Industry News | January 22, 2015 | QSR Exclusive Brief

Lawsuit Against McDonald’s Tests New Franchising Law

McDonald’s Corp. employees in Virginia are filing a civil rights lawsuit against the company, alleging racial discrimination, sexual harassment, and wrongful termination.
The suit comes after the U.S. National Labor Relations Board (NLRB) decided last month that corporations can be held responsible for the actions of their franchisees.
Filed by a group comprised of one Hispanic and nine African-American workers, the lawsuit claims that supervisors at three franchised units run by Michael Simon of Soweva Co. subjected the employees to “inappropriate touching” and racial slurs.
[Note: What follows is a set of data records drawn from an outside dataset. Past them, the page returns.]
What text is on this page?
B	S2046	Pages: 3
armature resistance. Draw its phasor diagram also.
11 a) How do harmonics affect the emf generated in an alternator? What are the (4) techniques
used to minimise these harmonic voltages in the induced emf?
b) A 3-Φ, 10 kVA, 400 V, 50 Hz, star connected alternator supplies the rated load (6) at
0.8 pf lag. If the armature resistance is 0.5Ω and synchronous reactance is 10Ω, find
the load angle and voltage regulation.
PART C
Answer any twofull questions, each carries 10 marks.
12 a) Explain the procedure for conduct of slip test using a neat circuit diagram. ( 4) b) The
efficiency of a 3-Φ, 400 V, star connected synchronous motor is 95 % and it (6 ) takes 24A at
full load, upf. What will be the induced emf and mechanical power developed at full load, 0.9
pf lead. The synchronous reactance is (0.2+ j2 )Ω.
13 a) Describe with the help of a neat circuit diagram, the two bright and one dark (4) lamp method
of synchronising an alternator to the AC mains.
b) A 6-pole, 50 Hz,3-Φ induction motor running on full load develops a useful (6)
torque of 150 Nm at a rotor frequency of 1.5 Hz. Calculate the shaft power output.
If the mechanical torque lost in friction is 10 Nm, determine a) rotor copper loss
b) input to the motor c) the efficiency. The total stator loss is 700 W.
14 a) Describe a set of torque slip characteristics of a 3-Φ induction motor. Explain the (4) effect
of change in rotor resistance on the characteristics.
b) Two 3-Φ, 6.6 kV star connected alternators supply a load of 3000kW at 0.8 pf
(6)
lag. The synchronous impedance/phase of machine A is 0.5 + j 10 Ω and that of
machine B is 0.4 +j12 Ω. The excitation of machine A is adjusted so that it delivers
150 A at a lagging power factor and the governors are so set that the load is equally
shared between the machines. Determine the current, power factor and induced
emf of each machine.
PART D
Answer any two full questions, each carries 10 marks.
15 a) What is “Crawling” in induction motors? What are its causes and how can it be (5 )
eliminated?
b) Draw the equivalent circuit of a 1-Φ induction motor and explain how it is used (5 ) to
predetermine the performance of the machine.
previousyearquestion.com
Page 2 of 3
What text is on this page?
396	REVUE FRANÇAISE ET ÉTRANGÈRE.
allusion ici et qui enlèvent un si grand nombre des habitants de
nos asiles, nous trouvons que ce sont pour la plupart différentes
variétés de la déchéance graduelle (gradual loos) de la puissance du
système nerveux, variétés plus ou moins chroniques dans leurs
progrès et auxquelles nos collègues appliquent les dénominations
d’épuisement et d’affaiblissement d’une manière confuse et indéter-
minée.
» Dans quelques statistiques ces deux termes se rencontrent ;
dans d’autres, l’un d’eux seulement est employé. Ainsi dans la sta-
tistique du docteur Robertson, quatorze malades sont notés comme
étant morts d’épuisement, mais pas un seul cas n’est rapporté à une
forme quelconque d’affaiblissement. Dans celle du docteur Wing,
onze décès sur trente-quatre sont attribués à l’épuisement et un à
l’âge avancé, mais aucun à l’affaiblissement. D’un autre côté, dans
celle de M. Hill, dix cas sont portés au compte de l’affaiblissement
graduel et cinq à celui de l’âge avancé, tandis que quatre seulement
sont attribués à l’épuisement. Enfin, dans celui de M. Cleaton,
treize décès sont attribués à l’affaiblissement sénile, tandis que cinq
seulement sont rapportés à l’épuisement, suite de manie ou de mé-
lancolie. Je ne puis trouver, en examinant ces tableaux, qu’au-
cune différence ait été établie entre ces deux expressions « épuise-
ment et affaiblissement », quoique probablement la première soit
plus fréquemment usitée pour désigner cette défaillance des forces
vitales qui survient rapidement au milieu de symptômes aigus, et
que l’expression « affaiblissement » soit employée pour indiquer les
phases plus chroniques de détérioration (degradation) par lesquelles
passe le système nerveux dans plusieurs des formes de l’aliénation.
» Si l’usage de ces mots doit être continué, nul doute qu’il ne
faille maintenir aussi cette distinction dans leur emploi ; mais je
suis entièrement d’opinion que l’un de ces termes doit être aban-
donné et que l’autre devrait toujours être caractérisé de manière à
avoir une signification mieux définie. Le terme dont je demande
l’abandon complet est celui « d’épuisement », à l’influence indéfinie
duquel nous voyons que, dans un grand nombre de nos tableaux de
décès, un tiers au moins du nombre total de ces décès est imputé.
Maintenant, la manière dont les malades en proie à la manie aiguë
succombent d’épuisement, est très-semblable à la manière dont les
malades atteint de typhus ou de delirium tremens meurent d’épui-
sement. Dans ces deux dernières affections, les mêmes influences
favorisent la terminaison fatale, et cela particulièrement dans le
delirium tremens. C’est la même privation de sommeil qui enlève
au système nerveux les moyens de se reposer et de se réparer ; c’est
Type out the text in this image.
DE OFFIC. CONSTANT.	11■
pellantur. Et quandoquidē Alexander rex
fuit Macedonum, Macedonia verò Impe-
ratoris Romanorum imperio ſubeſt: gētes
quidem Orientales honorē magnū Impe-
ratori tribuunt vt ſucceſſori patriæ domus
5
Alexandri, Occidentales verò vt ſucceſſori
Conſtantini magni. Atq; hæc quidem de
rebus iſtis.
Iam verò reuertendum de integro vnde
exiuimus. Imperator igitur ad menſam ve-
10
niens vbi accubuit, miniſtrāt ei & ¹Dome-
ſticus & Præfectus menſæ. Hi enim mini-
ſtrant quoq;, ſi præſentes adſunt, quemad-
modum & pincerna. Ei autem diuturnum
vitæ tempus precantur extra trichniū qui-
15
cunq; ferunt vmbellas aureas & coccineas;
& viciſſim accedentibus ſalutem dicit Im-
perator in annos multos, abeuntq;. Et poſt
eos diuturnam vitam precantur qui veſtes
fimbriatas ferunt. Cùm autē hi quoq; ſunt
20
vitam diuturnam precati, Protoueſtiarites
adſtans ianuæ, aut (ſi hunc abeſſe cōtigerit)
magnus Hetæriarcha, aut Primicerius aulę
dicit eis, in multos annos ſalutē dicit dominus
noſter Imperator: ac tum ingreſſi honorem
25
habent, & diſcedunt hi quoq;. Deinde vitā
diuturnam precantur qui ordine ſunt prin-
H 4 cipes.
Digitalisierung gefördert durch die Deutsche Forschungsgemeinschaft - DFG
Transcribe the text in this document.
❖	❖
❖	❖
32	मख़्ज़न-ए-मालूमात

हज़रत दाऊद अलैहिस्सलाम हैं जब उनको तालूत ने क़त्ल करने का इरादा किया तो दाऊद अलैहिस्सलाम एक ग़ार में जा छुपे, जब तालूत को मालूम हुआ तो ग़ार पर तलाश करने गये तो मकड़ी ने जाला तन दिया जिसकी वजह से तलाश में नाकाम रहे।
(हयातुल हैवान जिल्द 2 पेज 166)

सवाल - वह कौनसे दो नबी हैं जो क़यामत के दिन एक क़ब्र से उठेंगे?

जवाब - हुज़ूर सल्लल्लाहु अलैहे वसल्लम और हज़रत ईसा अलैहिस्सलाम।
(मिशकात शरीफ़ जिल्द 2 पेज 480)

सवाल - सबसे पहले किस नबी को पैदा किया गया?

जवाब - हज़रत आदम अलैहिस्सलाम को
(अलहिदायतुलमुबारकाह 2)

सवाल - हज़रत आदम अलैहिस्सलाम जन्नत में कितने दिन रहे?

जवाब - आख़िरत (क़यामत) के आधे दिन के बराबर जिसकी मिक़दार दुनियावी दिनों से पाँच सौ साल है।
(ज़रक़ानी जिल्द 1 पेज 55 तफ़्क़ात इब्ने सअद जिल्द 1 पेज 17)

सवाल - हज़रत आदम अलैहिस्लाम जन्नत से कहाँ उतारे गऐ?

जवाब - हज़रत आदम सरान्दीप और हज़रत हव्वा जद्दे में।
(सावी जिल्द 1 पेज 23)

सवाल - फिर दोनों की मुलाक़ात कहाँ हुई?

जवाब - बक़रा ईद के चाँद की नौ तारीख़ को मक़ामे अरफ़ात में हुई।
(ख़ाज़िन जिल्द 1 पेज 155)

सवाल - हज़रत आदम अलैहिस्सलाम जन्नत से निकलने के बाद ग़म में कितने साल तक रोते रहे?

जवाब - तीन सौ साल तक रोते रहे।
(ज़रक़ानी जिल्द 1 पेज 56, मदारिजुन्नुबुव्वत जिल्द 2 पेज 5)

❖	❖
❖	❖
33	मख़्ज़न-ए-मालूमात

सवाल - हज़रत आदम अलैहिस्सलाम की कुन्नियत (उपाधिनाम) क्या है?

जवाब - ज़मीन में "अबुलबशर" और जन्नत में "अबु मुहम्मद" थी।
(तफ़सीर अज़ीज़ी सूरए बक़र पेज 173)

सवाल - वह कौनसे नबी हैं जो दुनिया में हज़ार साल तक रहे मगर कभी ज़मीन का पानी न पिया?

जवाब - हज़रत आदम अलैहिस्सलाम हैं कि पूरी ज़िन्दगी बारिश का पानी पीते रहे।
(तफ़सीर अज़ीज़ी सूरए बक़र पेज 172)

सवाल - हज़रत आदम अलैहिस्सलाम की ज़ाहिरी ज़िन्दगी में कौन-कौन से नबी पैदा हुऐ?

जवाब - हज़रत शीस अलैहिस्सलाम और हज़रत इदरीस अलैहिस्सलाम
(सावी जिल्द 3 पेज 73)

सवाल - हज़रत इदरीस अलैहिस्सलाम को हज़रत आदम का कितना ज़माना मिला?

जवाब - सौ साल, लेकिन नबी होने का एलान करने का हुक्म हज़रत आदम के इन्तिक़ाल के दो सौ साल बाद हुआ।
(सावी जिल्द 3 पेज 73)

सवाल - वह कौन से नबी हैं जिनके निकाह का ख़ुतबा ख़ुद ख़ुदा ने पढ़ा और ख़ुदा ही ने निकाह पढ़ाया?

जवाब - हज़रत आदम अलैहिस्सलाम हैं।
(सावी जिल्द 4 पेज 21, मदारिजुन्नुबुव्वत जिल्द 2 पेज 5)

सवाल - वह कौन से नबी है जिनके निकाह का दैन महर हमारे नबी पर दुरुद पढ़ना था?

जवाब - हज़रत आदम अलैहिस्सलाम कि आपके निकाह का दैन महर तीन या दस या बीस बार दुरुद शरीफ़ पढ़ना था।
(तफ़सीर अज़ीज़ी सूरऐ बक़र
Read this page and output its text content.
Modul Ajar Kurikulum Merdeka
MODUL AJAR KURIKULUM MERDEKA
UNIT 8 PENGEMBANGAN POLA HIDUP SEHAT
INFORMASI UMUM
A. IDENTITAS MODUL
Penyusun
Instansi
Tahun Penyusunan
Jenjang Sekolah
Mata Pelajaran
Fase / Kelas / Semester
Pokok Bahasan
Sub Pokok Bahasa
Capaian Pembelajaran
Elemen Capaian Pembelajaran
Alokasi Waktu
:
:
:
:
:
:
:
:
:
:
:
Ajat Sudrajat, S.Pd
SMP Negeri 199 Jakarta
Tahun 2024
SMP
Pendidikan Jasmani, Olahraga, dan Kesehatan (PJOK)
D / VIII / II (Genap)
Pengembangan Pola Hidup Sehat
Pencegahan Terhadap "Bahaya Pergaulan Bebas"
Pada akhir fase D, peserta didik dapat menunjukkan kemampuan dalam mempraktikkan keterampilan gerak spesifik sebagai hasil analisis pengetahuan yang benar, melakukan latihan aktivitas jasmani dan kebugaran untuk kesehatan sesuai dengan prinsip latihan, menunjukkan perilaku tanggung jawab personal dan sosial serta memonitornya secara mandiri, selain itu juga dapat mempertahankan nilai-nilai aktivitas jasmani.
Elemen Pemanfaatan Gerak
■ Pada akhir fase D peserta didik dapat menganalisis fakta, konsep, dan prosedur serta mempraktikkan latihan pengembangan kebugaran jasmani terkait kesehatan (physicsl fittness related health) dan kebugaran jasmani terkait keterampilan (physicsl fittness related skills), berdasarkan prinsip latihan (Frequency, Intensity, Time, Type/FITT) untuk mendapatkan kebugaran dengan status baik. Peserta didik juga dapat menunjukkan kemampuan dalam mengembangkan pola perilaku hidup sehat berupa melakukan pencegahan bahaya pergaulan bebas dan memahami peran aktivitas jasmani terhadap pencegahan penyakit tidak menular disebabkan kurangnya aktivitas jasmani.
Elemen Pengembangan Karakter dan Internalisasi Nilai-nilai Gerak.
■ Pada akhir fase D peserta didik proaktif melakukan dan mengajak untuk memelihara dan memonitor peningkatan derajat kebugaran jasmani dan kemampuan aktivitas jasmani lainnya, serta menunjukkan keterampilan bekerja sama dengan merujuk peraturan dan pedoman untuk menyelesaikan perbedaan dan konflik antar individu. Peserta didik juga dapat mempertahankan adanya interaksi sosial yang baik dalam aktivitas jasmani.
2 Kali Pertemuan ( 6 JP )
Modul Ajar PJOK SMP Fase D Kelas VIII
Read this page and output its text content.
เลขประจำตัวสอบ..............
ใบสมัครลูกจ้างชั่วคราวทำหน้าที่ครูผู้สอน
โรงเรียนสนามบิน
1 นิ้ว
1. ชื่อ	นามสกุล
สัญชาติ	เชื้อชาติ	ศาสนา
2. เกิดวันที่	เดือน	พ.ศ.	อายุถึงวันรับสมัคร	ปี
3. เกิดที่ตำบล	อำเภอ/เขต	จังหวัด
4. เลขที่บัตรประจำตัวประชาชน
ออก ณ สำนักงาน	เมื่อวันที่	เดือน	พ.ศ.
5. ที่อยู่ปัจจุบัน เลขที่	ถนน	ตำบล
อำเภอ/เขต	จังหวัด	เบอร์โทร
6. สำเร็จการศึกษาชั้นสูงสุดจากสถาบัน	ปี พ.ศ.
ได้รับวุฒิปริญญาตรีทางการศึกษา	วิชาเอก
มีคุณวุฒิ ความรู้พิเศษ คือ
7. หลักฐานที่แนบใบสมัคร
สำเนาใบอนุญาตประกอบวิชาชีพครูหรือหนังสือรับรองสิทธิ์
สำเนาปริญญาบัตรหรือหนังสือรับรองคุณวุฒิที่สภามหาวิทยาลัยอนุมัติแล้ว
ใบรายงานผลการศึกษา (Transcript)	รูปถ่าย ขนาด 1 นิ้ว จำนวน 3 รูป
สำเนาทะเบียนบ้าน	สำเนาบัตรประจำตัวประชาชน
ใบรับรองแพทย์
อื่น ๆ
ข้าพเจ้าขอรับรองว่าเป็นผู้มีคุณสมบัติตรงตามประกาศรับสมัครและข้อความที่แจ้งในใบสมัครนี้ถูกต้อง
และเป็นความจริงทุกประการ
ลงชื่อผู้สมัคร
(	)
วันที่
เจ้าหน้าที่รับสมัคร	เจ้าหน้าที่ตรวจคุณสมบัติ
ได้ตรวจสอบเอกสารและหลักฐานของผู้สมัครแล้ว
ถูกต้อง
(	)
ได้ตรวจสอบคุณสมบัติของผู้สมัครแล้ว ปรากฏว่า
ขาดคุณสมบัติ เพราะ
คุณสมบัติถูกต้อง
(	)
The employees said they complained to the corporate office about their supervisors’ behavior, but no action was taken.
McDonald’s Corp. released a statement to Reuters claiming the company had not yet seen the lawsuit, “but will review the matter carefully.” It also cited “a long-standing history of embracing the diversity of employees” and said discrimination is “completely inconsistent” with McDonald’s values.
The suit is drawing the attention and support from civil rights groups like the NAACP and the Fight for 15, a union-backed group that advocates for a $15 hourly minimum wage. It’s also catching the attention of the restaurant industry, where the results could have a dramatic effect on future franchising practices.
Late last year, the NLRB general counsel’s office backed the decision that McDonald’s has sufficient control over franchisees’ operations to make it a joint employer. But organizations like the International Franchise Association believe joint-employer status could threaten the franchisor-franchisee relationship and discourage franchise growth.